El camino desde aquella habitación hasta ver la luz del sol, se me estaba haciendo eterno. No recuerdo antes haber caminado tanto salvo una noche de septiembre en una localidad llamada Guimarán (Asturias).
Esa noche asistí con varios amigos a esa localidad para disfrutar de un concierto, para cantar, para bailar y como no, para tomar unas sidrinas tras otras. Cuando el reloj del teléfono a punto estaba de marcar las dos de la madrugada, con un golpe seco y contundente del batería, se apagaron todas las luces junto al sonido del escenario. Mientras los operarios recogían los instrumentos y desmontaban el escenario, el público también empezó a recogerse. Minutos después, de aquella fiesta solo quedaba el recuerdo de haberla vivido, quizá fue demasiado breve para tanta diversión. Luego sin taxis, ni autobuses, ni nadie que nos llevase, caminé por una solitaria carretera en compañía de una chica, de unas sidras de más y sueño de menos.

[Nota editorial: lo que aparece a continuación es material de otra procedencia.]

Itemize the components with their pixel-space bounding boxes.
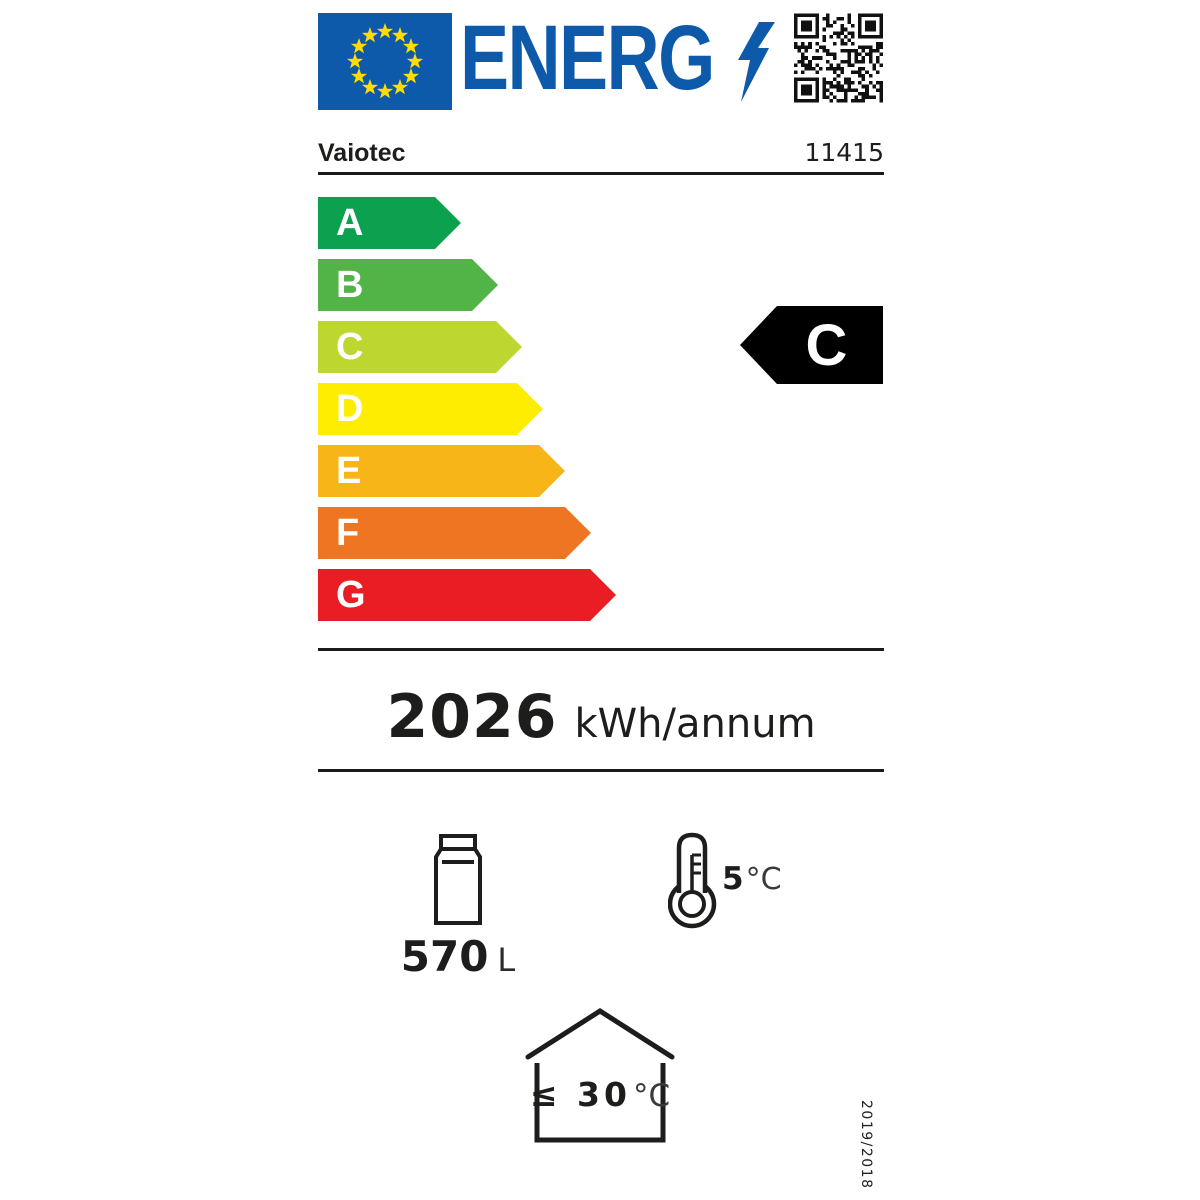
qr-code xyxy=(794,13,883,103)
brand-name: Vaiotec xyxy=(318,139,406,167)
scale-arrow-d: D xyxy=(318,383,543,435)
efficiency-scale: A B C D E F G xyxy=(318,197,616,631)
scale-arrow-b: B xyxy=(318,259,498,311)
scale-divider xyxy=(318,648,884,651)
bottle-icon xyxy=(434,834,482,925)
regulation-reference: 2019/2018 xyxy=(858,1100,874,1190)
thermometer-icon xyxy=(668,832,717,929)
energ-logo-text: ENERG xyxy=(460,7,715,109)
energy-unit: kWh/annum xyxy=(574,701,816,747)
grade-label-e: E xyxy=(336,450,362,492)
ambient-unit: °C xyxy=(632,1078,671,1114)
grade-label-d: D xyxy=(336,388,364,430)
temperature-unit: °C xyxy=(745,862,782,897)
scale-arrow-e: E xyxy=(318,445,565,497)
supplier-row: Vaiotec 11415 xyxy=(318,138,884,168)
rating-value: C xyxy=(805,312,848,378)
ambient-value: ≤ 30 xyxy=(529,1075,631,1114)
capacity: 570 L xyxy=(358,932,558,981)
grade-label-g: G xyxy=(336,574,366,616)
ambient-temperature: ≤ 30 °C xyxy=(530,1076,670,1113)
scale-arrow-a: A xyxy=(318,197,461,249)
header-divider xyxy=(318,172,884,175)
temperature: 5 °C xyxy=(722,862,782,896)
grade-label-b: B xyxy=(336,264,364,306)
house-icon xyxy=(525,1008,675,1143)
scale-arrow-c: C xyxy=(318,321,522,373)
model-number: 11415 xyxy=(804,138,884,167)
capacity-value: 570 xyxy=(400,932,489,981)
rating-indicator: C xyxy=(740,306,883,384)
eu-flag-stars xyxy=(346,23,424,99)
grade-label-c: C xyxy=(336,326,364,368)
scale-arrow-g: G xyxy=(318,569,616,621)
eu-flag-icon xyxy=(318,13,452,110)
lightning-bolt-icon xyxy=(738,22,775,102)
grade-label-a: A xyxy=(336,202,364,244)
energy-divider xyxy=(318,769,884,772)
scale-arrow-f: F xyxy=(318,507,591,559)
temperature-value: 5 xyxy=(722,861,744,897)
grade-label-f: F xyxy=(336,512,360,554)
capacity-unit: L xyxy=(497,941,516,979)
energy-consumption: 2026 kWh/annum xyxy=(318,684,884,750)
energy-value: 2026 xyxy=(386,682,558,752)
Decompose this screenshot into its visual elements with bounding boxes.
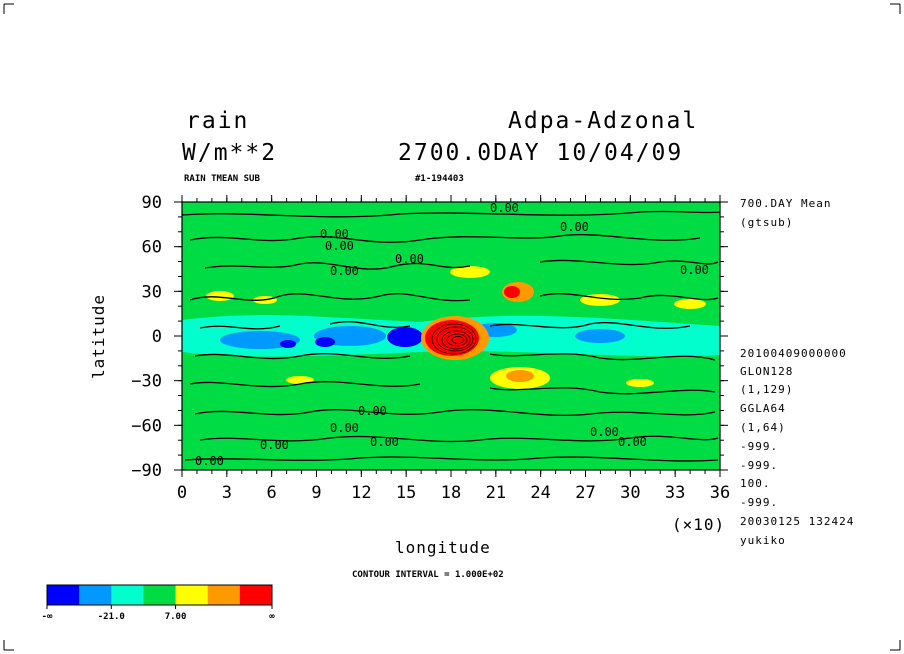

Estuvimos varias horas caminando por la oscuridad de una carretera que parecía abandonada al tráfico, desnudamos nuestro interior a base de confesiones que hicieron que con cada kilómetro caminásemos más pegados, hasta que finalmente no dejamos de soltarnos…
Mientras ella hablaba de su vida, yo no dejaba de mirarle a los ojos, esperando el momento de poder verme reflejado en sus pupilas. Esperé media noche para cruzarme con su mirada y cuando finalmente se encontraron pasamos la otra media deseando que la noche nunca acabara.
Nos perdimos el uno en el otro por aquella carretera para reencontrarnos —pasadas unas horas— con algo que no quisimos llamarle amor pero que tanto se le parecía, olvidándonos que unos kilómetros atrás tan solo éramos unos desconocidos.
Nunca me gustaron los hospitales, hacen sentirte mal nada más entrar en ellos. Alguien debería plantearse ambientarlos de otra forma para no tener esas sensaciones. Solo encuentro un motivo por el que merece la pena entrar en ellos y no es otra que ver nacer a tu hijo, en cambio me sobran los motivos por lo que desearía salir de allí.
No sabría decir cuánto tiempo había pasado desde la última vez que los rayos del sol chocaron contra mi piel, ni explicar el motivo por el cual acabé en aquella horrorosa habitación y sin duda, lo que más me preocupaba en ese momento, era no saber en qué ciudad me encontraba y tenía ciertas dudas sobre mi verdadera identidad.